We know that appearances are going to be important in "She Walks in Beauty" from line 1 – after all, the fourth word of the poem is "beauty." The entire poem is one long description of a woman's beauty. How many different ways can the poet come up with to say, "she is so gorgeous"? Quite a few, as it turns out. But not all of them are conventional, so watch out.
By emphasizing that the woman's beauty really couldn't be any darker without throwing off the delicate balance, Byron might be tacitly acknowledging that he's going against the conventional standards of beauty.
In "She Walks in Beauty," Byron suggests that real beauty is only achieved through a harmonious balance of apparently irreconcilable opposites.
We're talking about the unnamed lady's principles here, not the speaker's. We're guessing – partly based on the poem itself, and partly based on Byron's reputation – that, given the opportunity, he'd happily seduce her. But this particular woman would have none of that. We're told repeatedly that she's pure and innocent, and that's part of why she's so gorgeous.
The speaker opens the poem with a description of the woman's beauty, and ends it with praise of her virtuous "innocen[ce]" in order to emphasize that true beauty requires a balance of good principles as well as physical beauty.
The speaker's emphasis on the woman's principles, supposedly in praise of her beauty, suggests that he wishes to dodge suspicions that his attraction to her is less than innocent.
"She Walks in Beauty" is completely focused on one woman.
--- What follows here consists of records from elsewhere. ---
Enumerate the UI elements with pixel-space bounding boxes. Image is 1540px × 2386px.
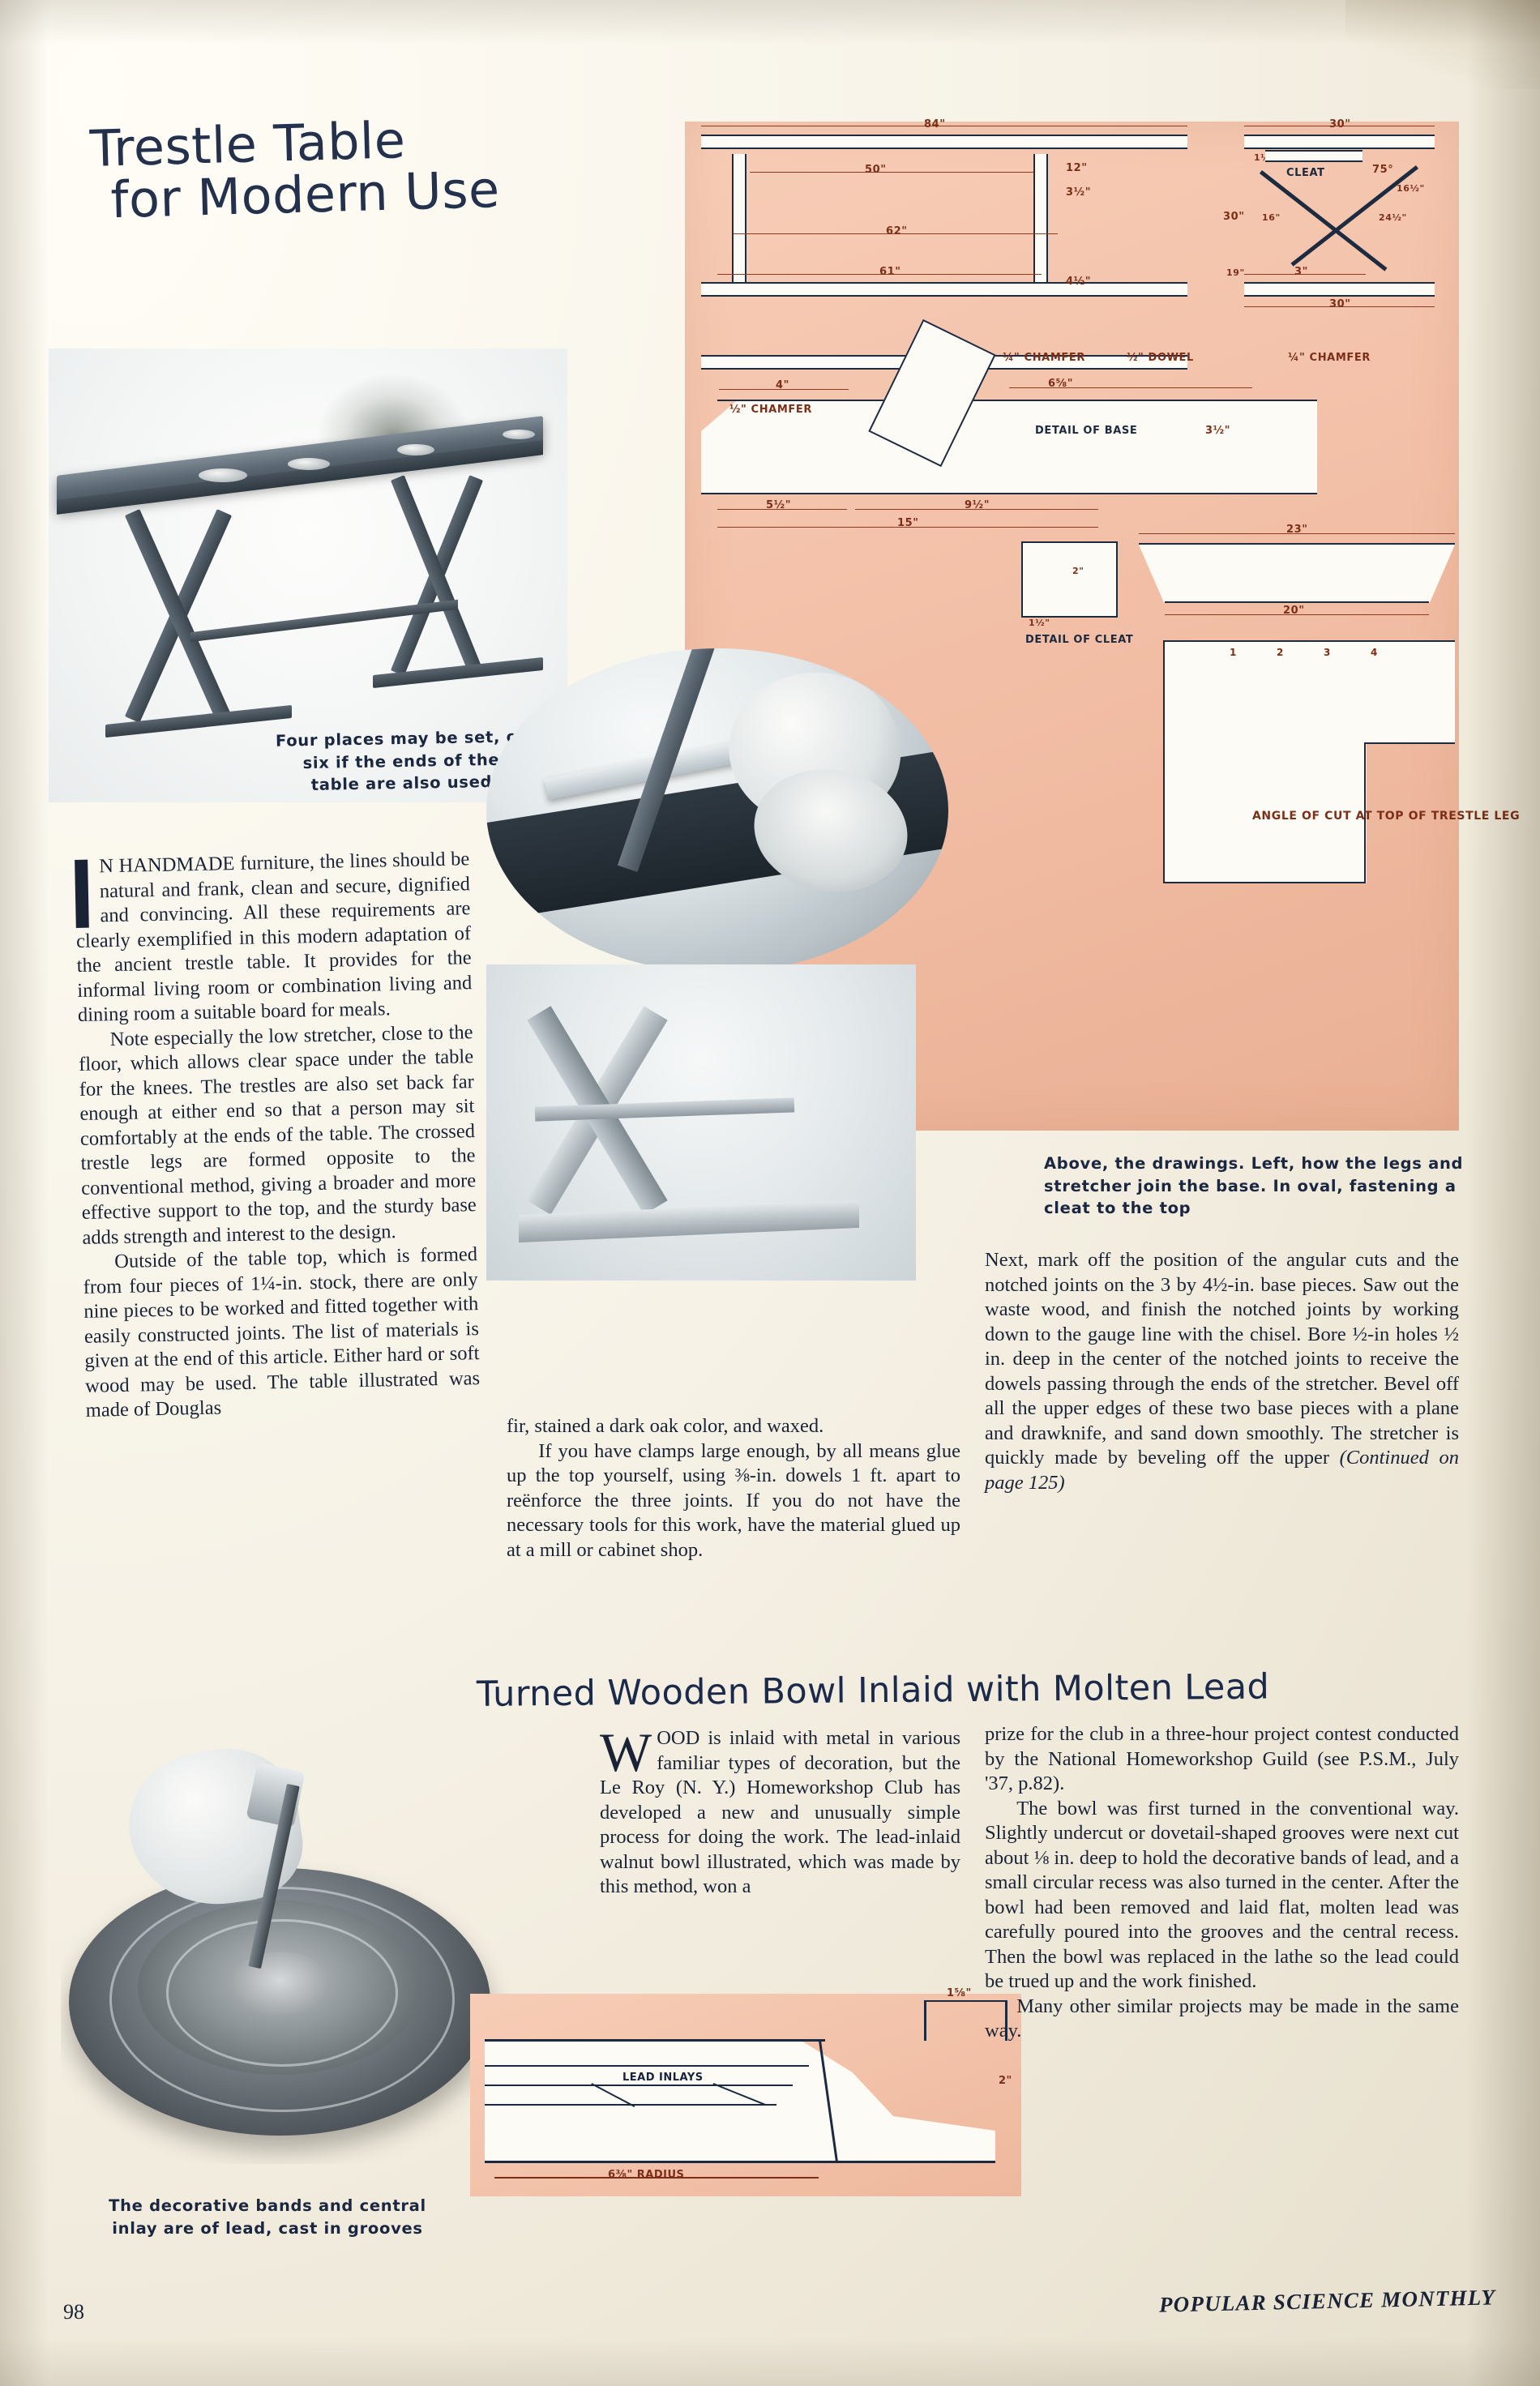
- article2-column-2: prize for the club in a three-hour proje…: [985, 1722, 1459, 2044]
- dim-9half: 9½": [965, 499, 990, 511]
- dim-30-height: 30": [1223, 211, 1245, 223]
- label-angle-of-cut: ANGLE OF CUT AT TOP OF TRESTLE LEG: [1252, 810, 1521, 823]
- drawing-top-rail: [701, 136, 1187, 148]
- drawing-end-top: [1244, 136, 1435, 148]
- dim-75deg: 75°: [1372, 164, 1394, 176]
- paragraph: Next, mark off the position of the angul…: [985, 1248, 1459, 1495]
- paragraph: Many other similar projects may be made …: [985, 1995, 1459, 2042]
- paragraph-text: Next, mark off the position of the angul…: [985, 1249, 1459, 1469]
- dim-30-top: 30": [1329, 118, 1351, 130]
- article1-column-2: fir, stained a dark oak color, and waxed…: [507, 1414, 960, 1563]
- dim-23: 23": [1286, 524, 1308, 536]
- page-title: Trestle Table for Modern Use: [89, 110, 545, 230]
- photo-legs-stretcher-base: [486, 964, 916, 1281]
- label-detail-of-cleat: DETAIL OF CLEAT: [1025, 634, 1134, 646]
- paragraph: fir, stained a dark oak color, and waxed…: [507, 1415, 824, 1437]
- photo-lead-inlaid-bowl: [61, 1734, 531, 2164]
- dim-12: 12": [1066, 162, 1088, 174]
- dim-24half: 24½": [1379, 212, 1407, 223]
- title-line-2: for Modern Use: [109, 160, 501, 230]
- magazine-name: POPULAR SCIENCE MONTHLY: [1158, 2285, 1496, 2317]
- angle-tick-3: 3: [1324, 647, 1331, 658]
- drop-cap-w: W: [600, 1721, 652, 1783]
- drawing-leg-left: [732, 154, 746, 284]
- dim-50: 50": [865, 164, 887, 176]
- label-half-dowel: ½" DOWEL: [1127, 352, 1194, 364]
- dim-30-bottom: 30": [1329, 298, 1351, 310]
- photo-trestle-table: [49, 348, 567, 802]
- page-number: 98: [63, 2300, 84, 2324]
- angle-tick-2: 2: [1277, 647, 1284, 658]
- label-detail-of-base: DETAIL OF BASE: [1035, 425, 1138, 437]
- label-quarter-chamfer-2: ¼" CHAMFER: [1288, 352, 1371, 364]
- article1-column-1: N HANDMADE furniture, the lines should b…: [75, 847, 481, 1423]
- dim-19: 3": [1294, 266, 1309, 278]
- technical-drawings-panel: 84" 50" 12" 3½" 62" 61" 4½" 30" 1½" CLEA…: [685, 118, 1520, 1131]
- dim-6-3-8-radius: 6⅜" RADIUS: [608, 2169, 685, 2181]
- dim-4half: 4½": [1066, 276, 1092, 288]
- caption-drawings: Above, the drawings. Left, how the legs …: [1044, 1154, 1464, 1218]
- dim-2-cleat: 2": [1072, 566, 1084, 576]
- paragraph: N HANDMADE furniture, the lines should b…: [75, 848, 473, 1026]
- label-quarter-chamfer: ¼" CHAMFER: [1003, 352, 1085, 364]
- bowl-section-drawing: 1⅝" 2" LEAD INLAYS 6⅜" RADIUS: [470, 1987, 1021, 2196]
- paragraph: Note especially the low stretcher, close…: [78, 1020, 477, 1249]
- drawing-cleat-end: [1021, 541, 1118, 618]
- dim-3half-base: 3½": [1205, 425, 1231, 437]
- dim-61: 61": [879, 266, 901, 278]
- drawing-cleat: [1265, 151, 1362, 161]
- dim-15: 15": [897, 517, 919, 529]
- paragraph: The bowl was first turned in the convent…: [985, 1797, 1459, 1993]
- drawing-bottom-rail: [701, 284, 1187, 295]
- dim-6-5-8: 6⅝": [1048, 378, 1074, 390]
- drawing-end-base: [1244, 284, 1435, 295]
- paragraph: prize for the club in a three-hour proje…: [985, 1723, 1459, 1794]
- drop-cap-i: [75, 859, 89, 928]
- photo-oval-cleat-fastening: [486, 648, 948, 973]
- dim-16half: 16½": [1397, 183, 1425, 194]
- angle-tick-4: 4: [1371, 647, 1378, 658]
- dim-2-bowl: 2": [999, 2075, 1012, 2087]
- drawing-cleat-plan: [1139, 545, 1455, 603]
- label-half-chamfer: ½" CHAMFER: [729, 404, 812, 416]
- continued-note: (Continued on page 125): [985, 1447, 1459, 1494]
- dim-4: 4": [776, 379, 790, 391]
- label-cleat: CLEAT: [1286, 167, 1325, 179]
- dim-1-5-8: 1⅝": [947, 1987, 972, 1999]
- page-corner-shading: [1345, 0, 1540, 89]
- dim-84: 84": [924, 118, 946, 130]
- dim-62: 62": [886, 225, 908, 237]
- dim-16: 16": [1262, 212, 1281, 223]
- paragraph: Outside of the table top, which is forme…: [83, 1243, 481, 1422]
- dim-1half-cleat: 1½": [1029, 618, 1050, 628]
- label-lead-inlays: LEAD INLAYS: [622, 2072, 704, 2084]
- drawing-leg-right: [1033, 154, 1048, 284]
- dim-3-height: 19": [1226, 267, 1245, 278]
- angle-tick-1: 1: [1230, 647, 1237, 658]
- article1-column-3: Next, mark off the position of the angul…: [985, 1248, 1459, 1495]
- caption-bowl-photo: The decorative bands and central inlay a…: [109, 2196, 426, 2238]
- drawing-base-block: [701, 400, 1317, 494]
- drawing-angle-block: [1164, 640, 1455, 883]
- dim-5half: 5½": [766, 499, 792, 511]
- paragraph-text: OOD is inlaid with metal in various fami…: [600, 1727, 960, 1897]
- article2-title: Turned Wooden Bowl Inlaid with Molten Le…: [476, 1666, 1270, 1715]
- paragraph: If you have clamps large enough, by all …: [507, 1439, 960, 1561]
- dim-3half: 3½": [1066, 186, 1092, 199]
- dim-20: 20": [1283, 605, 1305, 617]
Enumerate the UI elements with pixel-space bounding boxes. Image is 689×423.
But, as you may have noticed, the woman doesn't ever to get speak for herself. Instead, she is totally objectified by the speaker. He actually breaks down her appearance and focuses on different parts of her, from her hair, eyes, and skin to the way she walks. He even says he can guess what she's thinking based on her "smiles" and her blushes!
In "She Walks in Beauty," Byron borrows from a long tradition of poetry that praises a woman's beauty by breaking her down into her component parts. This approach effectively objectifies and silences the unnamed woman.
Many feminist critics have criticized "She Walks in Beauty" for its apparent objectification of the unnamed woman. However, Byron breaks from tradition by acknowledging that the woman has "thoughts" and an inner life that he cannot access.
Because of the way the unnamed woman in "She Walks in Beauty" is described, the speaker almost seems to be worshipping her. He idolizes her beauty and compares it to things that are so vast and universal that her beauty seems almost supernatural.
By comparing the unnamed woman to abstract and intangible ideas, the speaker effectively idolizes and dehumanizes her, turning her beauty into something almost superhuman.